I fondi che Bruxelles stanzierà a breve rientrano nell’ambito di 26 progetti di ricerca scientifici che la Commissione Europea sta tuttora vagliando. Se sono 34 le compagnie israeliane che fanno parte della rosa dei candidati a ricevere il denaro, è soprattutto su una che si è concentrata l’attenzione delle organizzazioni a difesa dei diritti umani. La compagnia in questione è la Israel Aerospace Industries (IAI), cioè la più importante produttrice di sistemi aerei per impiego civile e militare.
La IAI realizza per il mercato militare israeliano ed estero i famigerati droni, gli aerei senza pilota che vengono impiegati in azioni ricognitive e per condurre incursioni militari che dovrebbero teoricamente limitare le perdite civili. Il drone più conosciuto uscito dalle officine della IAI è il cosiddetto Heron, in grado di volare ad altitudini medie con un’autonomia di 52 ore. Proprio questo velivolo sarebbe stato massicciamente impiegato, in un sorta di test di collaudo, nel corso dell’aggressione israeliana alla striscia di Gaza tra la fine del 2008 e gli inizi del 2009, causando circa 90 vittime civili.
Due sarebbero i progetti di partnership tra UE e IAI che hanno superato la prima fase del processo di approvazione da parte di Bruxelles e che aspettano ora il via libera definitivo. Il programma di ricerca della Commissione Europea prevede complessivamente uno stanziamento di 53 miliardi di euro per il periodo 2007-2013.
Come ha documentato l’agenzia di stampa IPS News, in corsa per i contributi europei ci sono anche altre compagnie che contribuiscono alle operazioni illegali di Israele nei territori palestinesi occupati. Una di esse è Afcon, compagnia produttrice di metal detector che vengono utilizzati nei check-point dell’esercito istituiti lungo il confine tra Israele e Gaza. La stessa Afcon un paio d’anni fa aveva inoltre ottenuto un appalto per installare un sistema di sicurezza in un progetto ferroviario destinato a collegare gli insediamenti israeliani illegali di Gerusalemme Est con il centro della città.

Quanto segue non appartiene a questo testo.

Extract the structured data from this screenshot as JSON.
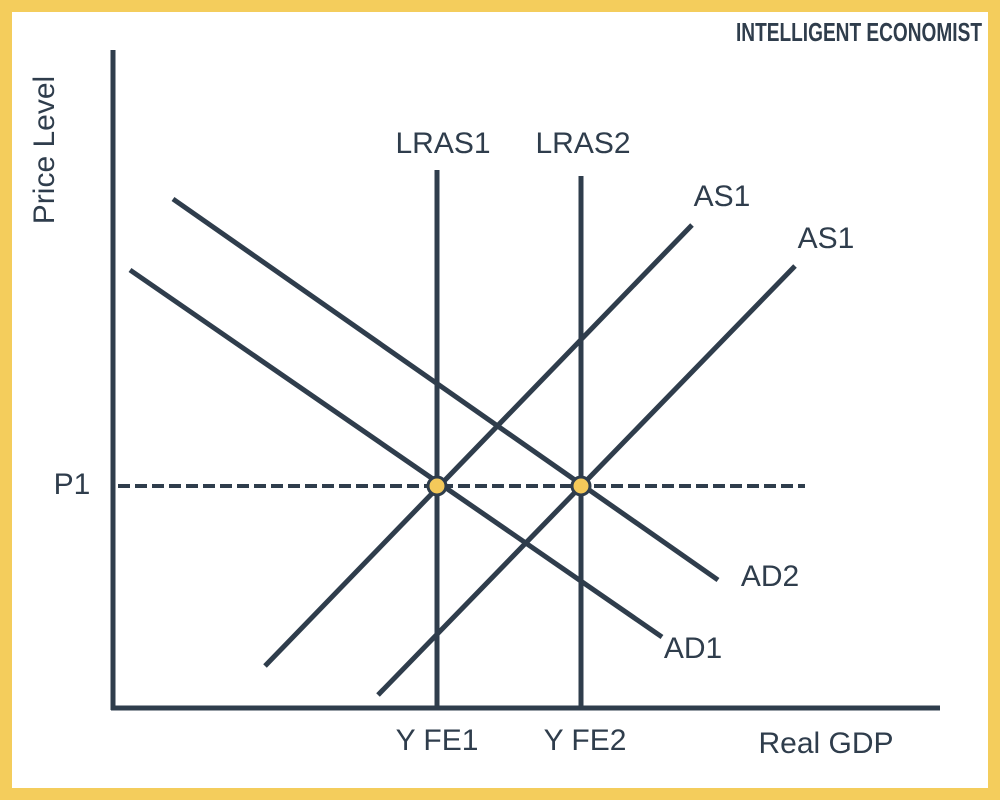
{
  "brand": "INTELLIGENT ECONOMIST",
  "axes": {
    "y_label": "Price Level",
    "x_label": "Real GDP"
  },
  "curves": [
    {
      "label": "LRAS1"
    },
    {
      "label": "LRAS2"
    },
    {
      "label": "AS1"
    },
    {
      "label": "AS1"
    },
    {
      "label": "AD2"
    },
    {
      "label": "AD1"
    }
  ],
  "price_label": "P1",
  "output_labels": [
    "Y FE1",
    "Y FE2"
  ]
}
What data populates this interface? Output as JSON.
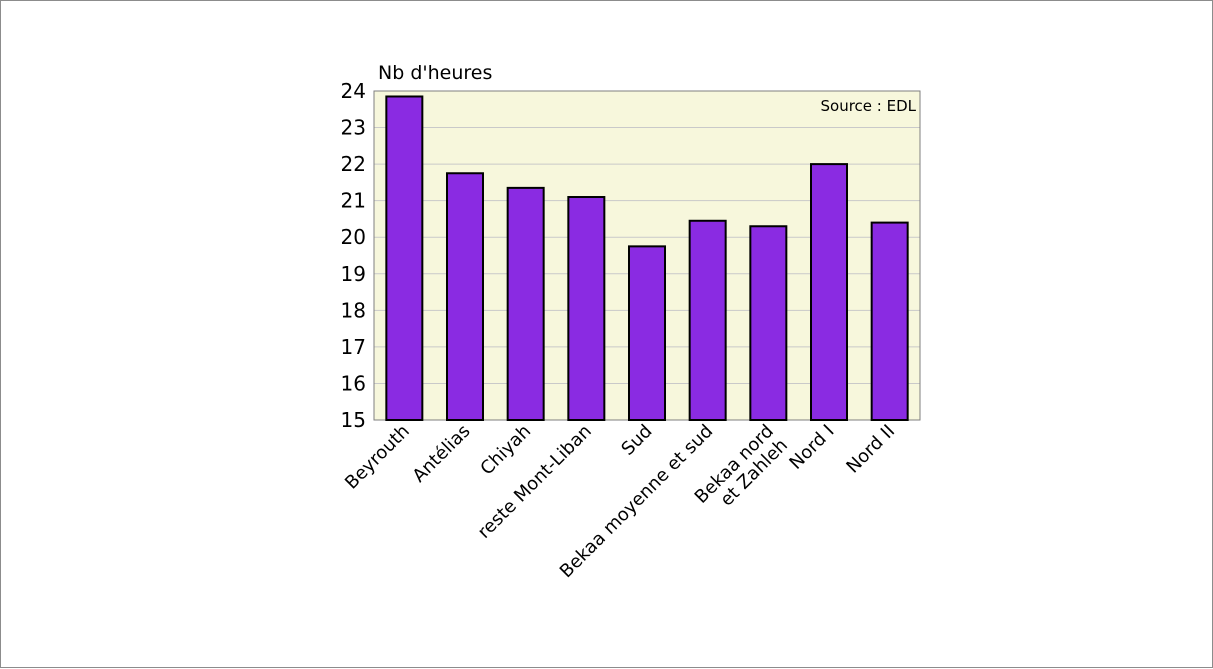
{
  "chart_data": {
    "type": "bar",
    "title": "",
    "ylabel": "Nb d'heures",
    "xlabel": "",
    "annotation": "Source : EDL",
    "ylim": [
      15,
      24
    ],
    "yticks": [
      15,
      16,
      17,
      18,
      19,
      20,
      21,
      22,
      23,
      24
    ],
    "grid": true,
    "categories": [
      [
        "Beyrouth"
      ],
      [
        "Antélias"
      ],
      [
        "Chiyah"
      ],
      [
        "reste Mont-Liban"
      ],
      [
        "Sud"
      ],
      [
        "Bekaa moyenne et sud"
      ],
      [
        "Bekaa nord",
        "et Zahleh"
      ],
      [
        "Nord I"
      ],
      [
        "Nord II"
      ]
    ],
    "values": [
      23.85,
      21.75,
      21.35,
      21.1,
      19.75,
      20.45,
      20.3,
      22.0,
      20.4
    ],
    "colors": {
      "bar_fill": "#8a2be2",
      "bar_stroke": "#000000",
      "plot_bg": "#f7f7dc",
      "grid": "#c9c9c9",
      "axis": "#7f7f7f"
    }
  }
}
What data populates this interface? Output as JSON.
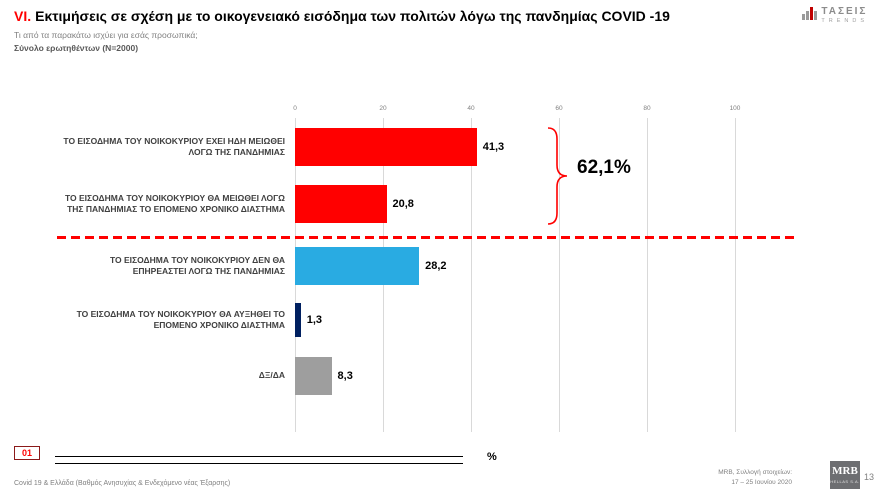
{
  "header": {
    "title_prefix": "VI.",
    "title": "Εκτιμήσεις σε σχέση με το οικογενειακό εισόδημα των πολιτών λόγω της πανδημίας COVID -19",
    "subtitle": "Τι από τα παρακάτω ισχύει για εσάς προσωπικά;",
    "sample": "Σύνολο ερωτηθέντων (N=2000)"
  },
  "brand": {
    "name": "ΤΑΣΕΙΣ",
    "sub": "TRENDS"
  },
  "chart_data": {
    "type": "bar",
    "orientation": "horizontal",
    "title": "",
    "xlabel": "%",
    "ylabel": "",
    "xlim": [
      0,
      100
    ],
    "ticks": [
      0,
      20,
      40,
      60,
      80,
      100
    ],
    "tick_labels": [
      "0",
      "20",
      "40",
      "60",
      "80",
      "100"
    ],
    "grid": true,
    "categories": [
      "ΤΟ ΕΙΣΟΔΗΜΑ ΤΟΥ ΝΟΙΚΟΚΥΡΙΟΥ ΕΧΕΙ ΗΔΗ ΜΕΙΩΘΕΙ ΛΟΓΩ ΤΗΣ ΠΑΝΔΗΜΙΑΣ",
      "ΤΟ ΕΙΣΟΔΗΜΑ ΤΟΥ ΝΟΙΚΟΚΥΡΙΟΥ ΘΑ ΜΕΙΩΘΕΙ ΛΟΓΩ ΤΗΣ ΠΑΝΔΗΜΙΑΣ ΤΟ ΕΠΟΜΕΝΟ ΧΡΟΝΙΚΟ ΔΙΑΣΤΗΜΑ",
      "ΤΟ ΕΙΣΟΔΗΜΑ ΤΟΥ ΝΟΙΚΟΚΥΡΙΟΥ ΔΕΝ ΘΑ ΕΠΗΡΕΑΣΤΕΙ ΛΟΓΩ ΤΗΣ ΠΑΝΔΗΜΙΑΣ",
      "ΤΟ ΕΙΣΟΔΗΜΑ ΤΟΥ ΝΟΙΚΟΚΥΡΙΟΥ ΘΑ ΑΥΞΗΘΕΙ ΤΟ ΕΠΟΜΕΝΟ ΧΡΟΝΙΚΟ ΔΙΑΣΤΗΜΑ",
      "ΔΞ/ΔΑ"
    ],
    "values": [
      41.3,
      20.8,
      28.2,
      1.3,
      8.3
    ],
    "value_labels": [
      "41,3",
      "20,8",
      "28,2",
      "1,3",
      "8,3"
    ],
    "colors": [
      "#ff0000",
      "#ff0000",
      "#29abe2",
      "#002060",
      "#9e9e9e"
    ],
    "annotation": {
      "text": "62,1%",
      "grouped_rows": [
        0,
        1
      ]
    },
    "separator": {
      "after_row": 1,
      "style": "red-dashed"
    }
  },
  "footer": {
    "slide_number": "01",
    "left_text": "Covid 19 & Ελλάδα (Βαθμός Ανησυχίας & Ενδεχόμενο νέας Έξαρσης)",
    "right_line1": "MRB, Συλλογή στοιχείων:",
    "right_line2": "17 – 25 Ιουνίου 2020",
    "page": "13",
    "mrb_logo": "MRB",
    "mrb_sub": "HELLAS S.A."
  }
}
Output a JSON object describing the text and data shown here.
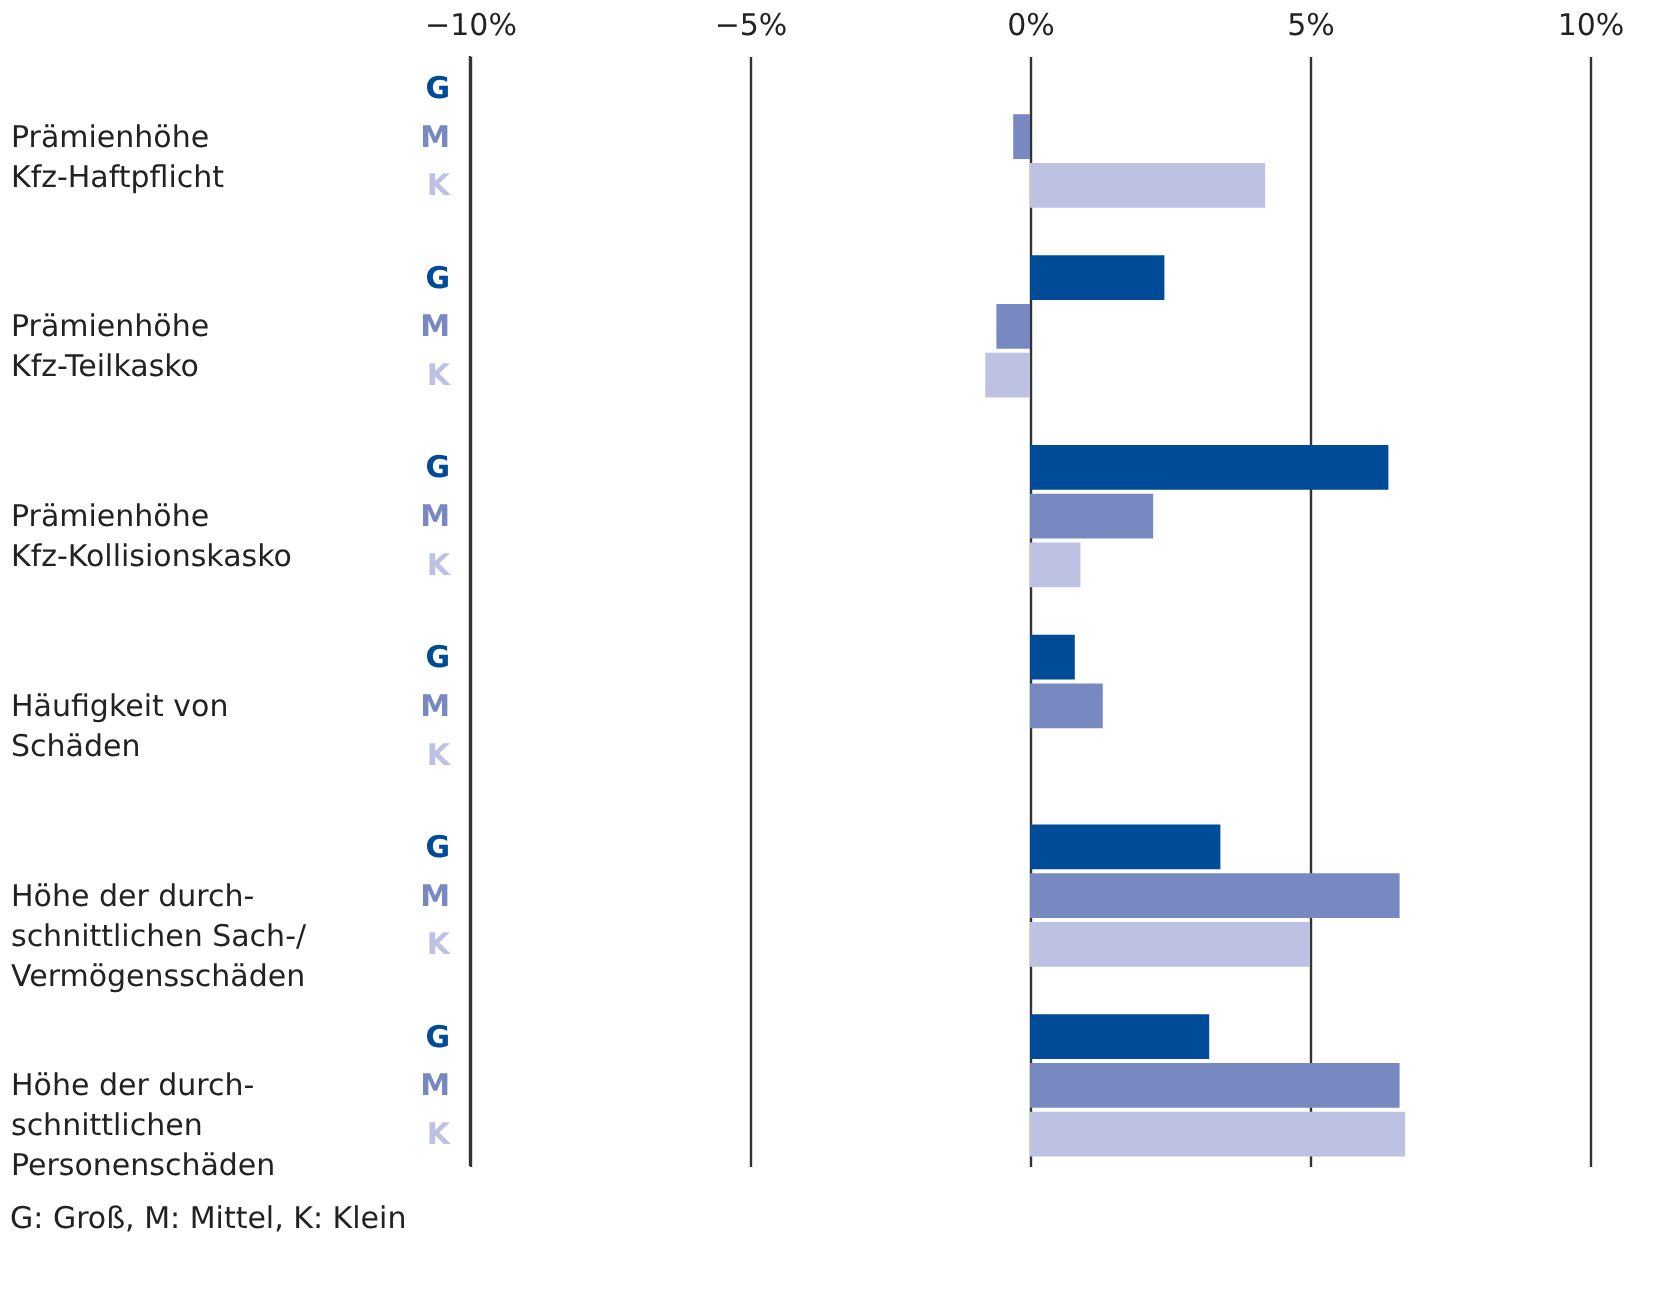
{
  "chart_data": {
    "type": "bar",
    "orientation": "horizontal",
    "categories": [
      "Prämienhöhe\nKfz-Haftpflicht",
      "Prämienhöhe\nKfz-Teilkasko",
      "Prämienhöhe\nKfz-Kollisionskasko",
      "Häufigkeit von\nSchäden",
      "Höhe der durch-\nschnittlichen Sach-/\nVermögensschäden",
      "Höhe der durch-\nschnittlichen\nPersonenschäden"
    ],
    "series": [
      {
        "name": "G",
        "color": "#004b98",
        "values": [
          null,
          2.4,
          6.4,
          0.8,
          3.4,
          3.2
        ]
      },
      {
        "name": "M",
        "color": "#7889c2",
        "values": [
          -0.3,
          -0.6,
          2.2,
          1.3,
          6.6,
          6.6
        ]
      },
      {
        "name": "K",
        "color": "#bdc2e3",
        "values": [
          4.2,
          -0.8,
          0.9,
          null,
          5.0,
          6.7
        ]
      }
    ],
    "xlim": [
      -10,
      10
    ],
    "xticks": [
      {
        "value": -10,
        "label": "−10%"
      },
      {
        "value": -5,
        "label": "−5%"
      },
      {
        "value": 0,
        "label": "0%"
      },
      {
        "value": 5,
        "label": "5%"
      },
      {
        "value": 10,
        "label": "10%"
      }
    ],
    "grid": "x",
    "legend": false,
    "annotations": [
      "G: Groß, M: Mittel, K: Klein"
    ]
  }
}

La particolare predisposizione dell’UE nei confronti di Israele è il risultato di una aggressiva azione di lobbying messa in atto da Tel Aviv negli ultimi anni ed è singolarmente andata di pari passo con il deteriorarsi dell’immagine di questo paese agli occhi dei cittadini europei. Per quanto, comprensibilmente, gli esponenti delle istituzioni comunitarie cerchino di minimizzare la generosità europea verso il business israeliano, i numeri parlano da soli. Secondo un giornale israeliano, le aziende di questo paese potrebbero beneficiare di 17 milioni di euro con la prossima quota di finanziamenti EU da erogare. Ciò porterebbe il totale dei fondi intascati a partire dal 2007 dalle compagnie israeliane grazie ai fondi per i programmi di ricerca europei a 290 milioni di euro.
Alle critiche giunte da più parti, la Commissione Europea ribatte sostenendo che le cooperazioni scientifiche così promosse con Israele riguardano esclusivamente il settore civile. Ma è lo stesso governo di Tel Aviv a non farsi scrupoli nel propagandare gli stretti legami che intercorrono tra le aziende civili operanti nel settore tecnologico e le forze armate. In varie pubblicazioni governative, ad esempio, viene sottolineata addirittura la “simbiosi” tra il comparto tecnologico e quello della sicurezza nazionale in Israele.
Allo stesso modo, alcune compagnie sulla lista d’attesa per i fondi UE hanno confermato come il loro lavoro finisca spesso per produrre innovazioni di cui si giova l’esercito. La filiale israeliana dell’azienda tedesca produttrice di software SAP fornisce alle forze armate israeliane una serie di “equipaggiamenti” speciali. Emza e LiveU, invece, realizzano strumenti di sorveglianza fortemente richiesti dai militari per le loro operazioni.
Se qualche eurodeputato ha fatto sentire la propria voce, protestando l’incoerente politica della Commissione Europea nei confronti di Israele, sembra improbabile che questo flusso di denaro possa essere ostacolato in futuro. Tanto più che molti paesi europei acquistano regolarmente aerei da guerra ed equipaggiamenti prodotti dalle stesse compagnie israeliane (testati a Gaza ed impiegati in Afghanistan). Pur lanciando critiche a livello ufficiale, insomma, l’UE finisce così per rendersi in qualche modo complice dell’occupazione e della repressione che i palestinesi continuano a subire per mano di Israele.